12 September, 2018
Envy is a taboo theme. And when two people discuss it, it's usually about the envy of a third person. To admit your own envy is difficult in front of you and even more difficult for someone else. Talking with a loved one when you feel the envy between you two and your relationship is too difficult. The fact that a person avoids thinking or talking about it does not mean that Envy disappears. It works subtly. It undermines the happiness of a person, ruins his closeness to others, undermines his performance in the professional sphere and, last but not least, damages his health as each emotion causes biochemical reactions in the body and the long-term experience of negative emotion increases the stress hormones in the body.
The Destructive Forces of Envy - In and Out
Depending on the character of the person, Envy can direct its destructive action mainly outward in the form of sabotaging the work of the object to which it envies, slanderous remarks, hints, gossip, hostile attitudes hidden behind the faction of "benevolent criticism" (not that there is no constructive and well-intentioned criticism, but then it comes from a sincere desire for cooperation and mutual support for development), and sometimes compliments and congratulations to success that bring unhealthy, fake energy (as felt by the recipient).
It is possible that the Envy is devastated mainly in the inward direction - man often falls into self-pity and thinks that others are getting easier, lucky, tied, etc. or that they are "born ones" - smarter, more disciplined, more motivated, more energetic, better in communication ...
We often think that emotions are personal and coping with them is as simple as putting a mask, leaving through the door of the office. But keeping masks underneath a strong emotion is not a long-term solution. Emotion is actually a movement of energy that seeks a way to manifest, and if not realized, it will certainly do so in a way hidden to the person experiencing the emotion. And definitely the result will not be good for any country in the situation. The solution is not to suppress the emotion, but to give it a healthy way out, to transform it and first of all to hear what it is to tell us.

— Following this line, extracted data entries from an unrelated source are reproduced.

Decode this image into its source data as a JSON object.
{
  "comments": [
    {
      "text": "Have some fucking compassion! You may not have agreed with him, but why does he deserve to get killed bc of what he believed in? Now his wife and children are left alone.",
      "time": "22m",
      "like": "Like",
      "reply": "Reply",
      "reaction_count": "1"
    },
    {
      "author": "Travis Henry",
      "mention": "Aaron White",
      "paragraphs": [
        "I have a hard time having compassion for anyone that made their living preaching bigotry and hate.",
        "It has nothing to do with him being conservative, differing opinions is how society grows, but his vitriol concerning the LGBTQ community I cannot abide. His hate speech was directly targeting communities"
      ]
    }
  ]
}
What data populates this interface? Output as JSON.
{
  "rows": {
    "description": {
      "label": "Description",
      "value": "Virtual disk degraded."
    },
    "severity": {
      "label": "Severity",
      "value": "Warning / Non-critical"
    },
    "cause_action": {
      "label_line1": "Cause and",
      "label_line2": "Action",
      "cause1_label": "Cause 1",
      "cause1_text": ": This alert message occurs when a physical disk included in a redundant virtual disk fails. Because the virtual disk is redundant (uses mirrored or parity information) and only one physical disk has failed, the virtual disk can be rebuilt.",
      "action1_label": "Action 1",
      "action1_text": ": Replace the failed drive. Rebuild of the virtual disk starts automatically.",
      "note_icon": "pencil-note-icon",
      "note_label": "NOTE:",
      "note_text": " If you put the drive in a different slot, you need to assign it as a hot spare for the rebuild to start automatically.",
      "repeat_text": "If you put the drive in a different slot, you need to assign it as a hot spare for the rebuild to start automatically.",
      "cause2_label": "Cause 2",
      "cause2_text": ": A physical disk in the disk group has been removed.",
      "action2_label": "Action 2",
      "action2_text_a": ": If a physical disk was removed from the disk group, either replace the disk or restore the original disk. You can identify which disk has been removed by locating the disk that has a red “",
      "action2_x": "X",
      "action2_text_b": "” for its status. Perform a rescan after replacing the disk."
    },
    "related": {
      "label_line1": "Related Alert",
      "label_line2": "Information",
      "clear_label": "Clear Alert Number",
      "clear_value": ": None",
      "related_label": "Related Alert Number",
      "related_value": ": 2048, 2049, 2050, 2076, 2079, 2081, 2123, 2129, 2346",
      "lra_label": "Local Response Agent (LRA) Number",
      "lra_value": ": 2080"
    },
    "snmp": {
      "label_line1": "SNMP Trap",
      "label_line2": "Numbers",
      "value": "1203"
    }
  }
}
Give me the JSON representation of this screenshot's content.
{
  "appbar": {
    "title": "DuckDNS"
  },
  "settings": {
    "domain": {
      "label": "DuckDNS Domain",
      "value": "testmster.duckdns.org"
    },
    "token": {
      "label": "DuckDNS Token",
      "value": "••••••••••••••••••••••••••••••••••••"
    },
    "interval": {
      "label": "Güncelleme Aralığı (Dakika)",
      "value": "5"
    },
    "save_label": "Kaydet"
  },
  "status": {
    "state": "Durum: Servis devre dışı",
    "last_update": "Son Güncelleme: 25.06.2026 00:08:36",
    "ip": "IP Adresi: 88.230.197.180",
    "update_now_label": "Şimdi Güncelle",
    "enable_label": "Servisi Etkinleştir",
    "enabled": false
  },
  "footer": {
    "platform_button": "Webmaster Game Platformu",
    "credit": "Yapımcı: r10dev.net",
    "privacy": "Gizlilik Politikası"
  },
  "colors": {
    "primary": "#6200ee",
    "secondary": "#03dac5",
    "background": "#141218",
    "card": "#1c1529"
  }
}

Step One: What does Envy have to say?
Envy usually comes with the message: "You have a lot of untapped potential within yourself and on a deep level you realize that you do not live the way you would like it. Your needs of meaning, self-actualization (growth and development) or recognition are most likely unsatisfied. "
In order to discover the origin of the Envy in the work, we need to answer the questions:
1. Are you stagnant:
- because you are afraid of change?
- because you do not believe enough in yourself and behave for the acquaintance, even though your soul cries for exploration of new territories?
- because you are afraid of the opinion of others?
- because you are afraid of success (if you succeed, you will have bigger responsibilities, you will have more to lose)?
- because you believed that you did not deserve success (because of messages from important figures in childhood or because there were no successful and happy personalities in your family and family)?
- because you have the constraining belief that work is a place where food is earned and nothing more?
- because you believe that there are no opportunities for both good financial reward and happiness in the workplace, sense of sense and pleasure in the very process of work? Because you believed that one had to choose only one of these things?
- because you still hold on to the child's attitude, that you want to have everything, now, at the moment and without making any development efforts?
2. Do you really need what you envy? Is it really important to you? Would you invest time, energy and other resources to achieve this? Would you pay the price that paid the one you envied? Do you know what this price is and do you think it is worth? Do you think it is in tune with your value system?
When we answer honestly these questions and hear what Envy tells us to say, it is important to thank her. Yes, no matter how strange it may be - it can be a very important ambassador and turn our lives to good if we pay attention to it. It is destructive when we do not want to hear it and dig deep into it.
Step Two: Transforming Envy
This step is essential and it involves working on inner convictions so that they cannot limit our growth and happiness.
Extremely valuable are conversations with people who have managed to change their beliefs and their way of thinking. They would be a springboard for our motivation for a long, life-changing inner work.
Like any other habit, and new ways of thinking, they need time to consolidate and become habits. The focus and perseverance that we will need is easier to achieve when we meet and talk to people who are committed to their personal development.
If we have in our environment at least one person who has the same goals and aspirations for self-development, it would be wonderful.
After all, what does the Envy transform to under our conscious effort? Inspiration and catalyst for change for a better inner world (a healthy relationship with our ego, our emotions, our value system) and a better way of living and relationships with others - our relatives and colleagues.
A person who has taken on this path is more responsible to himself, to others, more aware and better communicating, happier, and more energetic and optimistic. And guess what - this is passed on to others too. This is a win-win situation, everyone earns.